Reasons for Variances: In the Saudi market, such variances may occur due to increased competition, price wars, or changes in consumer preferences. The entry of a competitor with a similar product at a lower price led the company to reduce its prices to maintain market share, albeit at the expense of revenue. Additionally, economic factors such as fluctuating disposable income or demand elasticity could influence volume decline, reinforcing the importance of strategic pricing and product differentiation within the local context.
Part 3: Support Department Cost Allocation for a Saudi Operating Company
The third task involves allocating support department costs to operating departments in a Saudi-based enterprise, like Safwan Company, which has personnel (HR) and financial support departments serving production departments like assembly and finishing.
The data include department payrolls:
- Personnel Department: SR 86,000
- Financial Department: SR 41,000
The departmental costs are allocated based on payroll figures:
- Personnel: SR 86,000 is allocated to assembly and finishing departments, perhaps with a ratio based on the number of employees or payroll size.
- Financial: SR 41,000 is similarly allocated based on financial activity or payroll size.
Using the direct method for cost allocation and employee payroll as the base, the costs are allocated directly from support to production departments without considering inter-support department interactions. For instance, personnel costs are allocated based on employee counts or salary proportions. If assembly has 60% of employees; and finishing has 40%, then:
- Personnel Department: SR 86,000 × 60% = SR 51,600 to assembly, SR 34,400 to finishing.
Similarly, for the financial department, allocation might follow the same logic; for example, if assembly accounts for 70% of financial activity, then SR 41,000 × 70% = SR 28,700 allocated to assembly, with the remainder to finishing.
This allocation helps in assessing the true cost of production and aids strategic decision-making by accurately reflecting departmental expenses.
Local Context: In Saudi companies, accurate cost allocation ensures better understanding of profit centers, assists in pricing strategies, and aligns with Saudi accounting and tax regulations. Use of activity-based costing could further refine allocations for complex operations.
Conclusion
Effective management accounting practices, such as preparing detailed budgets, analyzing variances, and allocating support costs, are essential for Saudi companies aiming to optimize operational efficiency and profitability. Local market dynamics, competitive conditions, and regulatory environments influence these processes significantly. Implementing precise budgeting and variance analysis facilitates better strategic decisions, cost control, and competitive positioning within the Saudi economic landscape.
References
- Drury, C. (2018). Management and Cost Accounting. Cengage Learning.

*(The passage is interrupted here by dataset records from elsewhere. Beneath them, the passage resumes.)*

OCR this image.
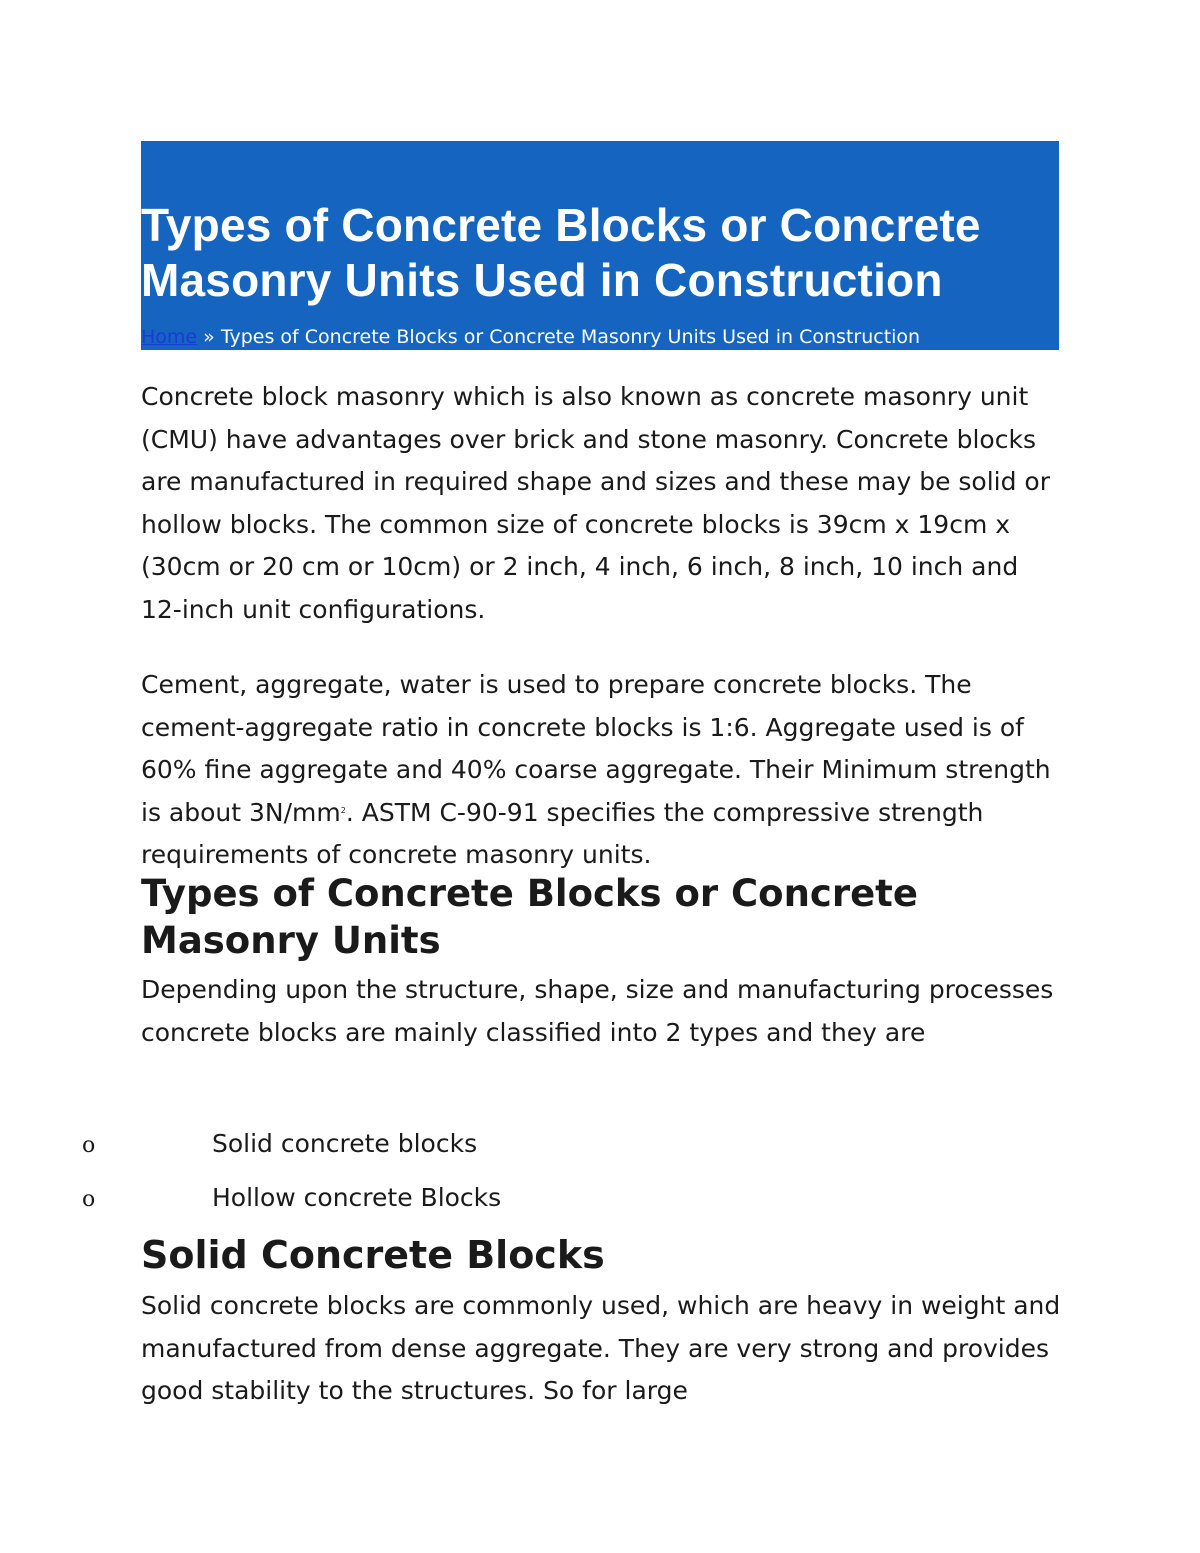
Types of Concrete Blocks or Concrete Masonry Units Used in Construction

Home » Types of Concrete Blocks or Concrete Masonry Units Used in Construction

Concrete block masonry which is also known as concrete masonry unit (CMU) have advantages over brick and stone masonry. Concrete blocks are manufactured in required shape and sizes and these may be solid or hollow blocks. The common size of concrete blocks is 39cm x 19cm x (30cm or 20 cm or 10cm) or 2 inch, 4 inch, 6 inch, 8 inch, 10 inch and 12-inch unit configurations.

Cement, aggregate, water is used to prepare concrete blocks. The cement-aggregate ratio in concrete blocks is 1:6. Aggregate used is of 60% fine aggregate and 40% coarse aggregate. Their Minimum strength is about $3N/mm^2$. ASTM C-90-91 specifies the compressive strength requirements of concrete masonry units.

Types of Concrete Blocks or Concrete Masonry Units

Depending upon the structure, shape, size and manufacturing processes concrete blocks are mainly classified into 2 types and they are

o	Solid concrete blocks
o	Hollow concrete Blocks
Solid Concrete Blocks

Solid concrete blocks are commonly used, which are heavy in weight and manufactured from dense aggregate. They are very strong and provides good stability to the structures. So for large
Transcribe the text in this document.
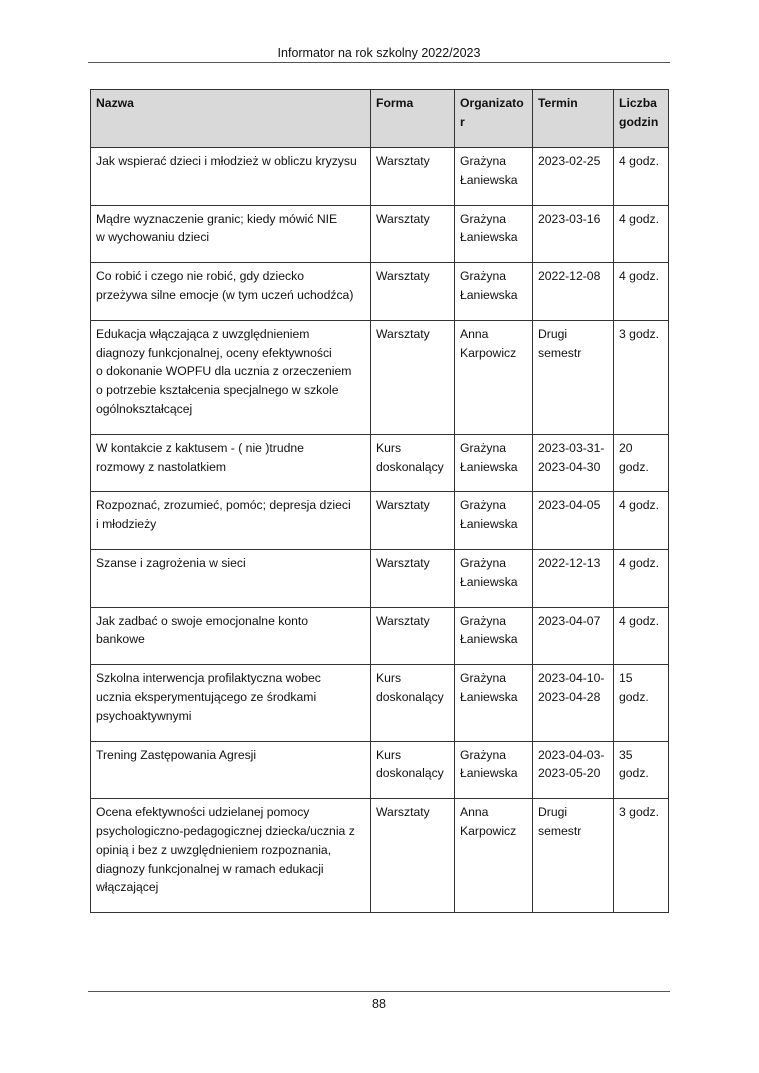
Informator na rok szkolny 2022/2023
Nazwa	Forma	Organizator	Termin	Liczba
godzin
Jak wspierać dzieci i młodzież w obliczu kryzysu	Warsztaty	Grażyna
Łaniewska	2023-02-25	4 godz.
Mądre wyznaczenie granic; kiedy mówić NIE
w wychowaniu dzieci	Warsztaty	Grażyna
Łaniewska	2023-03-16	4 godz.
Co robić i czego nie robić, gdy dziecko
przeżywa silne emocje (w tym uczeń uchodźca)	Warsztaty	Grażyna
Łaniewska	2022-12-08	4 godz.
Edukacja włączająca z uwzględnieniem
diagnozy funkcjonalnej, oceny efektywności
o dokonanie WOPFU dla ucznia z orzeczeniem
o potrzebie kształcenia specjalnego w szkole
ogólnokształcącej	Warsztaty	Anna
Karpowicz	Drugi
semestr	3 godz.
W kontakcie z kaktusem - ( nie )trudne
rozmowy z nastolatkiem	Kurs
doskonalący	Grażyna
Łaniewska	2023-03-31-
2023-04-30	20
godz.
Rozpoznać, zrozumieć, pomóc; depresja dzieci
i młodzieży	Warsztaty	Grażyna
Łaniewska	2023-04-05	4 godz.
Szanse i zagrożenia w sieci	Warsztaty	Grażyna
Łaniewska	2022-12-13	4 godz.
Jak zadbać o swoje emocjonalne konto
bankowe	Warsztaty	Grażyna
Łaniewska	2023-04-07	4 godz.
Szkolna interwencja profilaktyczna wobec
ucznia eksperymentującego ze środkami
psychoaktywnymi	Kurs
doskonalący	Grażyna
Łaniewska	2023-04-10-
2023-04-28	15
godz.
Trening Zastępowania Agresji	Kurs
doskonalący	Grażyna
Łaniewska	2023-04-03-
2023-05-20	35
godz.
Ocena efektywności udzielanej pomocy
psychologiczno-pedagogicznej dziecka/ucznia z
opinią i bez z uwzględnieniem rozpoznania,
diagnozy funkcjonalnej w ramach edukacji
włączającej	Warsztaty	Anna
Karpowicz	Drugi
semestr	3 godz.
88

- Hilton, R. W., & Platt, D. E. (2016). Managerial Accounting: Creating Value in a Dynamic Business Environment. McGraw-Hill Education.
- Alam, M., & Naseem, M. A. (2015). Cost Management in Saudi Arabian Manufacturing Firms: Evidence from Textiles. Journal of Business and Economics.

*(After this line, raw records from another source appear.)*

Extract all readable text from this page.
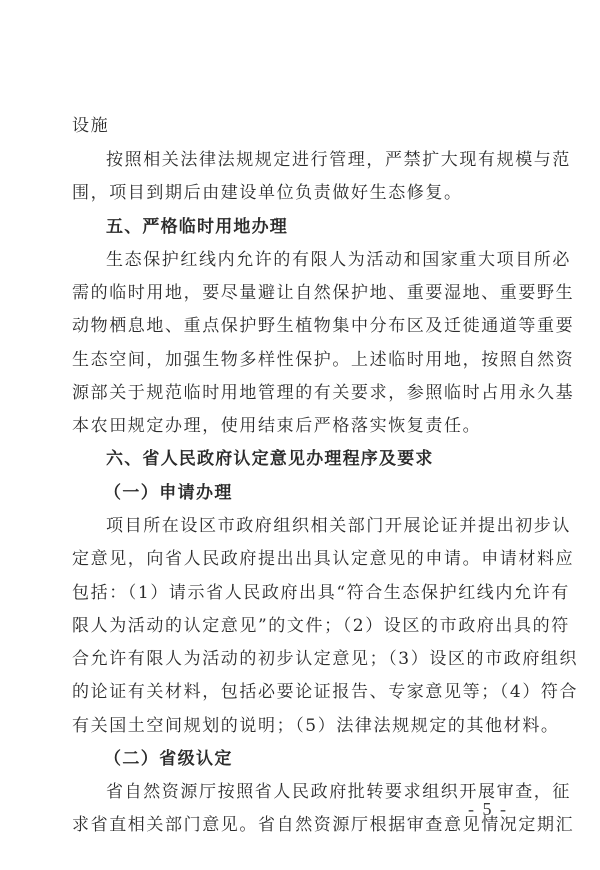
设施
按照相关法律法规规定进行管理，严禁扩大现有规模与范
围，项目到期后由建设单位负责做好生态修复。
五、严格临时用地办理
生态保护红线内允许的有限人为活动和国家重大项目所必
需的临时用地，要尽量避让自然保护地、重要湿地、重要野生
动物栖息地、重点保护野生植物集中分布区及迁徙通道等重要
生态空间，加强生物多样性保护。上述临时用地，按照自然资
源部关于规范临时用地管理的有关要求，参照临时占用永久基
本农田规定办理，使用结束后严格落实恢复责任。
六、省人民政府认定意见办理程序及要求
（一）申请办理
项目所在设区市政府组织相关部门开展论证并提出初步认
定意见，向省人民政府提出出具认定意见的申请。申请材料应
包括：（1）请示省人民政府出具“符合生态保护红线内允许有
限人为活动的认定意见”的文件；（2）设区的市政府出具的符
合允许有限人为活动的初步认定意见；（3）设区的市政府组织
的论证有关材料，包括必要论证报告、专家意见等；（4）符合
有关国土空间规划的说明；（5）法律法规规定的其他材料。
（二）省级认定
省自然资源厅按照省人民政府批转要求组织开展审查，征
求省直相关部门意见。省自然资源厅根据审查意见情况定期汇
- 5 -
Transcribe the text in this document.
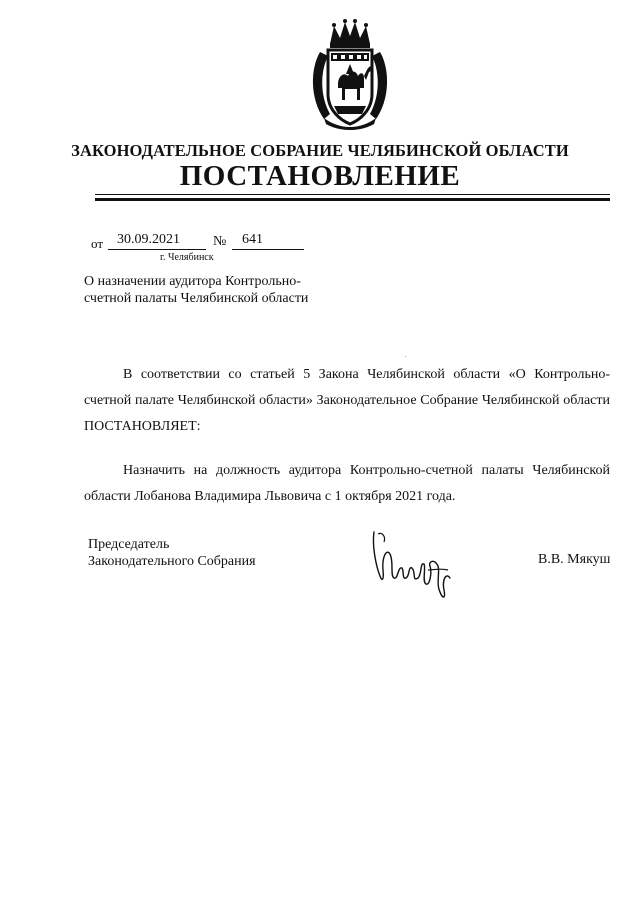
ЗАКОНОДАТЕЛЬНОЕ СОБРАНИЕ ЧЕЛЯБИНСКОЙ ОБЛАСТИ
ПОСТАНОВЛЕНИЕ
от 30.09.2021 № 641
г. Челябинск
О назначении аудитора Контрольно-
счетной палаты Челябинской области
В соответствии со статьей 5 Закона Челябинской области «О Контрольно-счетной палате Челябинской области» Законодательное Собрание Челябинской области ПОСТАНОВЛЯЕТ:
Назначить на должность аудитора Контрольно-счетной палаты Челябинской области Лобанова Владимира Львовича с 1 октября 2021 года.
Председатель
Законодательного Собрания	В.В. Мякуш
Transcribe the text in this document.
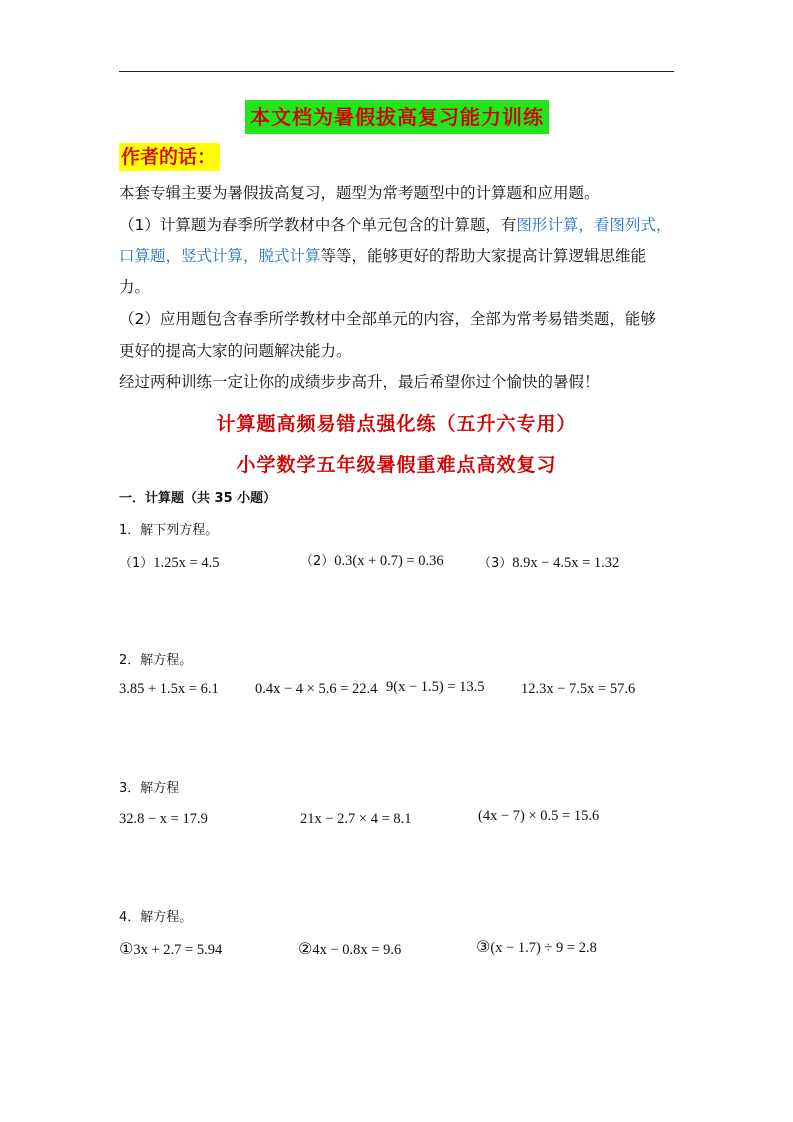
本文档为暑假拔高复习能力训练
作者的话：
本套专辑主要为暑假拔高复习，题型为常考题型中的计算题和应用题。
（1）计算题为春季所学教材中各个单元包含的计算题，有图形计算，看图列式，
口算题，竖式计算，脱式计算等等，能够更好的帮助大家提高计算逻辑思维能
力。
（2）应用题包含春季所学教材中全部单元的内容，全部为常考易错类题，能够
更好的提高大家的问题解决能力。
经过两种训练一定让你的成绩步步高升，最后希望你过个愉快的暑假！
计算题高频易错点强化练（五升六专用）
小学数学五年级暑假重难点高效复习
一．计算题（共 35 小题）
1．解下列方程。
（1）1.25x = 4.5	（2）0.3(x + 0.7) = 0.36	（3）8.9x − 4.5x = 1.32
2．解方程。
3.85 + 1.5x = 6.1	0.4x − 4 × 5.6 = 22.4 9(x − 1.5) = 13.5	12.3x − 7.5x = 57.6
3．解方程
32.8 − x = 17.9	21x − 2.7 × 4 = 8.1	(4x − 7) × 0.5 = 15.6
4．解方程。
①3x + 2.7 = 5.94	②4x − 0.8x = 9.6	③(x − 1.7) ÷ 9 = 2.8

- Siddiqui, S. (2019). Cost Accounting Practices in Saudi Arabia: An Empirical Study. International Journal of Business and Management.
- Hussein, M., & Al-Ghamdi, S. (2020). Budgeting and Variance Analysis in the Saudi Oil Industry. Arab Journal of Administrative Sciences.
- Al-Suhaimi, B. (2017). Activity-Based Costing in Saudi Manufacturing Sector. Journal of Cost Management.
- King Abdulaziz City for Science and Technology (KACST). (2019). Economic Reports on Saudi Industrial Growth.
- OECD. (2020). Cost Management in Middle Eastern Economies. OECD Publishing.
- Saudi Arabian Monetary Authority. (2021). Annual Economic Review.
- Alshubaiki, I. (2018). Strategic Cost Management in Saudi Arabia. International Journal of Financial Studies.